Sí hay ruido de rodaje bastante alto, podría mejorarse al igual que el ruido del viento. El sonido del motor es una melodía suave que no llega a molestar, incluso después de horas, es algo que está increíblemente bien cuidado.

 

Su habitabilidad gana puntos al encender el sistema de sonido. Tiene un sonido cálido firmado por Meridian. Como buen equipo de alta definición inglés, tiene grandes medios y un bajo que no estorba. Podría mejorarse, pero dentro del rango de sonido de fábrica, el de McLaren está dentro de lo mejor que existe.

La pedalera es la mejor diseñada que me ha tocado mover, junto con la del Lexus LFA, es MUY cómoda para cambios de movimientos y aún mejor si has osado usar la izquierda para frenar, se vuelve una experiencia subliminal.

Ya dejándolo en su destino final

Ya dejándolo en su destino final

Todos los diseños de sus elementos, confabularon para que el viaje fuera cómodo, y luego de poco más de 4 horas de viaje, me bajé como si nunca hubiese hecho esos 500 km.
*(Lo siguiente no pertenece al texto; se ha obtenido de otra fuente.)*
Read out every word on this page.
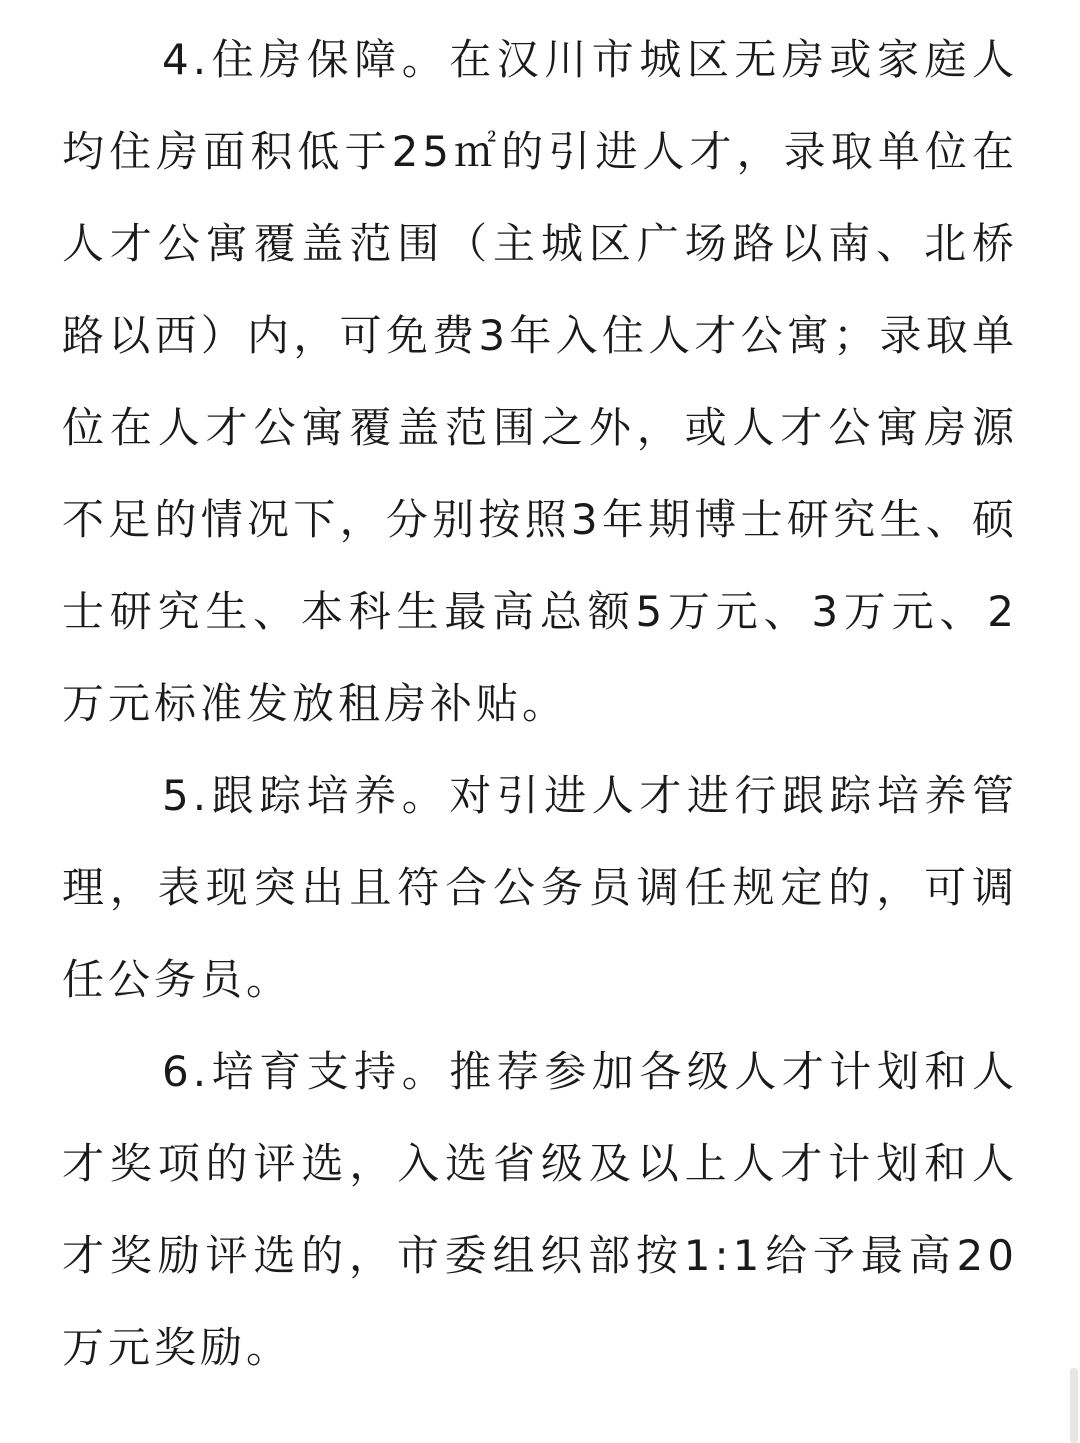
4.住房保障。在汉川市城区无房或家庭人均住房面积低于25㎡的引进人才，录取单位在人才公寓覆盖范围（主城区广场路以南、北桥路以西）内，可免费3年入住人才公寓；录取单位在人才公寓覆盖范围之外，或人才公寓房源不足的情况下，分别按照3年期博士研究生、硕士研究生、本科生最高总额5万元、3万元、2万元标准发放租房补贴。

5.跟踪培养。对引进人才进行跟踪培养管理，表现突出且符合公务员调任规定的，可调任公务员。

6.培育支持。推荐参加各级人才计划和人才奖项的评选，入选省级及以上人才计划和人才奖励评选的，市委组织部按1:1给予最高20万元奖励。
El tanque de combustible, alcanzó sin apuros para repostar en la Copec de Costanera Norte, luego incluso de un atochamiento (típico) en la entrada a Santiago.

Lo incómodo, increíblemente no tuvo nada que ver con el auto o la ruta, si no, con los demás conductores. Muchos hicieron maniobras francamente estúpidas para seguir y grabar al McLaren en ruta; es algo que ignoré, pero no dejó de ponerme nervioso que en un par de oportunidades me rebasaron a muy altas velocidades para frenar delante de mí. Otros trataron de presionarme para iniciar una carrera en la ruta, por supuesto, no sucedió.

Me alegra profundamente el balance que McLaren logró en un auto que no te cansa, por más que quieras concentrarte en encontrar algo que no te guste. Definitivamente, es una “canción” que escucharía mil veces, y otras mil más.